I've never had this happen in this fermenter. 10 gallons of beer in a 15.5 gallon keg, I've never had a blowout, until today. This is the batch I brewed on Wednesday, I pitched directly on a yeast cake from a batch I brewed about 2 weeks ago. Perhaps I should have removed some of that yeast. After I got it all cleaned up, I put on a blow off tube into a growler of star-san.

Update, next day: I need a bigger blowoff tube. I had more mess on the floor this morning. It's a good thing I'm fermenting in the garage with a concrete floor. I looked back through this blog, and found that there had been a "massive blowoff" on a previous batch of Panama Red. Hmm.


Inside the fermentation box, what a mess:



More mess:



Inside the fermenter:



A shot of the Panama Red that I went to get a glass of when I noticed the mess. As it happens, it's another batch of Panama Red in the fermenter. It's hard to tell from the picture, but that beer is crystal clear with a nice rocky head. My guess is it's close to the last glass out of that keg.

Wednesday, February 17, 2010

Batch 87, Panama Red

I still have a lot of empty kegs and some time, so I brewed on a Wednesday. A pretty smooth day, except for the grinding of the grain. For some reason, the new Gambrinus 2-row that I have didn't want to feed. No problem at all with the Crystal 60 or Chocolate. Maybe next time I'll try conditioning the Gambrinus first.

A 10 gallon batch.

20.25 lb 2 row (Gambrinus, Canadian)
1.5 lbs Crystal 60
4 oz Chocolate

Mash at 154F for 60 minutes. I used my IC as a heat exchanger again, and again was able to keep the mash at very consistent 154F.

2 oz Mt Hood, FWH
2 oz Nugget, 60 minutes
2 oz Cascade, 30 minutes
2 oz Cascade, 5 minutes
2 oz Mt Hood, 5 minutes

All the hops are home grown, the Nugget is from Steve P, the rest I grew myself. I only did a 60 minute boil today instead of the usual 90 minutes. My propane tank was a little light, and I wasn't sure there would be enough to do 90 minutes.
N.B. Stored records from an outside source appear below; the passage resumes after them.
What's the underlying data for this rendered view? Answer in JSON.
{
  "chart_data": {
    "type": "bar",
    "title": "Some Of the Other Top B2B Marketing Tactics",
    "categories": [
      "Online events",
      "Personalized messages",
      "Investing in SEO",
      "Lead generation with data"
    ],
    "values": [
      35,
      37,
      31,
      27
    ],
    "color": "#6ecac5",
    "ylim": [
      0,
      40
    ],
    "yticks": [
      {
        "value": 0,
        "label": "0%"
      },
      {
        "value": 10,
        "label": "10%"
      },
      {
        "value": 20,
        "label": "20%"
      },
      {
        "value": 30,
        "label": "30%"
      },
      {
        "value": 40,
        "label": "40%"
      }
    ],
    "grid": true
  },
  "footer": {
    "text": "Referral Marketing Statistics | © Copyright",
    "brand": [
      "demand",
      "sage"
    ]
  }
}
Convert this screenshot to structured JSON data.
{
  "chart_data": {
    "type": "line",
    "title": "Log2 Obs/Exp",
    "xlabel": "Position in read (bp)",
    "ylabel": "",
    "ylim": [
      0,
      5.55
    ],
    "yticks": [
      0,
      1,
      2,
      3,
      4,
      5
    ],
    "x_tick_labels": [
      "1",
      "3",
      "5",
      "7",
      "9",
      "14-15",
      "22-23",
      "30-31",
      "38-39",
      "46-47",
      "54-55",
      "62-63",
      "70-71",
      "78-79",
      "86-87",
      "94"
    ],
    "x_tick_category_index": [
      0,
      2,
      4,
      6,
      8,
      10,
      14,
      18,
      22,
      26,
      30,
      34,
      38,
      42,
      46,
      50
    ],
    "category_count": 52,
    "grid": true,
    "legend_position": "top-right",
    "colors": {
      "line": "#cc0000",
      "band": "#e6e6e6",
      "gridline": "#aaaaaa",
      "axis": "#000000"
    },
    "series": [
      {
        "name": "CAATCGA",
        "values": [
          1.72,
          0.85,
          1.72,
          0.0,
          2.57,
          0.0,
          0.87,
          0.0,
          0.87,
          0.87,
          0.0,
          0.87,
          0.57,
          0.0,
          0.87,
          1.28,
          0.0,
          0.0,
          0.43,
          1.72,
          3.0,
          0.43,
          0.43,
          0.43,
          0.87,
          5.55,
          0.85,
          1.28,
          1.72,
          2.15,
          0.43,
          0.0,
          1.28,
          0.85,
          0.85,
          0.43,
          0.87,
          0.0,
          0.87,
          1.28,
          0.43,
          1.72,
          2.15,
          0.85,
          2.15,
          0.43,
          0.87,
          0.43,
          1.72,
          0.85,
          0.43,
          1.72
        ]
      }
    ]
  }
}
Pitched this batch on the yeast cake from batch 86, Wyeast 1272.

Some notes:

165F water from the HLT put the mash right at 154F. The outside temp was 50F. I used 8 gallons of water to mash.

First sparge, I added 2.5 gallons of water from the HLT, then ran off 7 gallons into the BK.

Second sparge, added 5 more gallons of water from the HTL, then ran off 5.5 gallons into the BK for a total of 12.5 gallons to boil.

OG: 1.064 actual. Recipe says it should be 1.056, so somehow I did better than usual.

Some brew day pics:

Weighing the grain



Grinding grain. I had some trouble with the 2-row


Mikki the brew dog keeps an eye on the pump.



I noticed my hops are coming up in the garden when I was dumping spent grains on the compost pile. The sprouts are tiny, but there they are, mid-February!



Just about done, pumping from BK through CFC to fermenter.